Add the necessary no-console rule to the resulting tslint.json file:

"defaultSeverity": "error",
{ "extends": ["tslint:recommended"],
{ "jsRules": {},
{ "rules": {
"no-console": false
{ "rulesDirectory": []


The TypeScript validation module by default limits the use of console commands for debugging, thus you must explicitly direct it to disable the default no-console rule.


Step 4: Update the package.json file.

You may now run the functions separately in the terminal or in a npm script.

In this phase, we’ll write a start script that compiles and translates the TypeScript code before running the resulting.js application.


Open the package.json file and make the following changes:

"name": "node-with-ts",
"version": "1.0.0",
"description": "",
"main": "dist/app.js",
"scripts": {
"start": "tsc && node dist/app.js",
"test": "echo \"Error: no test specified\" && exit 1"
"author": "",
"license": "ISC",
"devDependencies": {
"@types/express": "^4.16.1",
"tslint": "^5.12.1",
"typescript": "^3.3.3"
"dependencies": {
"express": "^4.16.4"


We modified the main path and added the start command to the scripts section in the above code snippet. When you run the start command, you’ll notice that the tsc command is executed first, followed by the node command. This will use node to compile and run the generated output.

The tsc command tells TypeScript to compile the application and save the generated.js output to the outDir directory given in the tsconfig.json file.


Step 5: Build and execute the basic Express Server.

We can begin developing the Node Express Server module now that TypeScript and the validation module have been configured.

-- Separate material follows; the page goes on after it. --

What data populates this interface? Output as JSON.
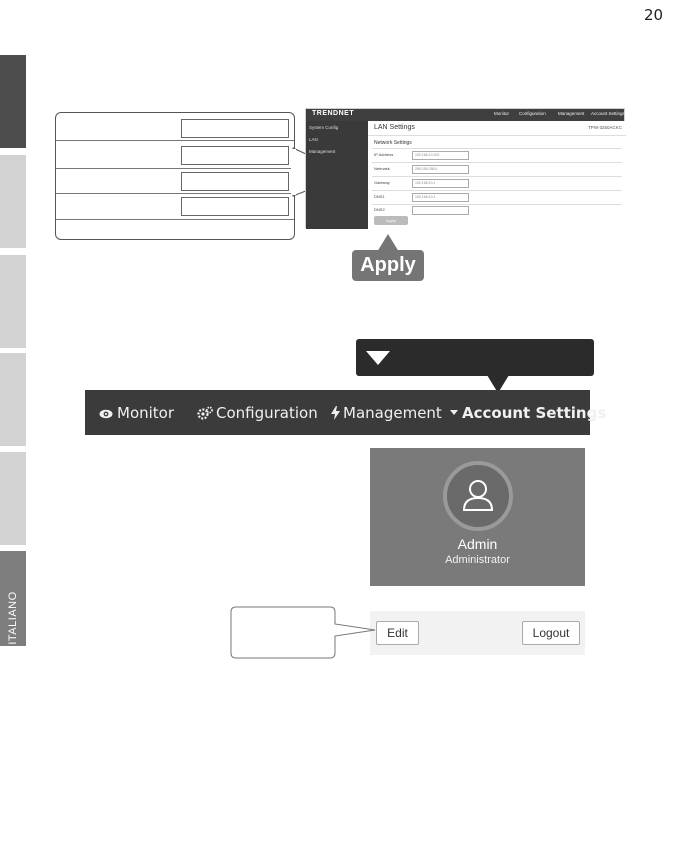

First, establish a src folder in your project’s root directory:

mkdir sr


Then create a file named app.ts:

touch src/app.ts


The directory structure should now look like this.

├── node_modules/
├── src/
  ├── app.ts
├── package-lock.json
├── package.json
├── tsconfig.json
├── tslint.json


In your favourite text editor, open the app.ts file and paste the following code snippet:

import express from 'express';

const app = express();
const port = 3000;
app.get('/', (req, res) => {
  res.send('The sedulous hyena ate the antelope!');
app.listen(port, err => {
  if (err) {
    return console.error(err);
  return console.log(`server is listening on ${port}`);


The preceding code creates a Node server that listens for requests on port 3000. Use the following command to start the application:

npm start


On successful execution, the following message will be displayed on the terminal:

server is listening on 3000

The server is now listening on port 3000.

You can now use your browser to access http://localhost:3000 and view the following message:

The sedulous hyena ate the antelope!


The browser window with the message: The sedulous hyena ate the antelope!

When you open the dist/app.js file, you’ll see a transliterated version of the TypeScript code:

"use strict";

var __importDefault = (this && this.__importDefault) || function (mod) {
    return (mod && mod.__esModule) ? mod : { "default": mod };
Object.defineProperty(exports, "__esModule", { value: true });
const express_1 = __importDefault(require("express"));
const app = express_1.default();
const port = 3000;
app.get('/', (req, res) => {
    res.send('The sedulous hyena ate the antelope!');
app.listen(port, err => {
    if (err) {
        return console.error(err);
    return console.log(`server is listening on ${port}`);



You have successfully enabled TypeScript in your Node project.



You learnt why TypeScript is useful for building robust JavaScript code in this tutorial. You also learnt about some of the advantages of using TypeScript.


Finally, you created a Node project with the Express framework but compiled and executed it with TypeScript.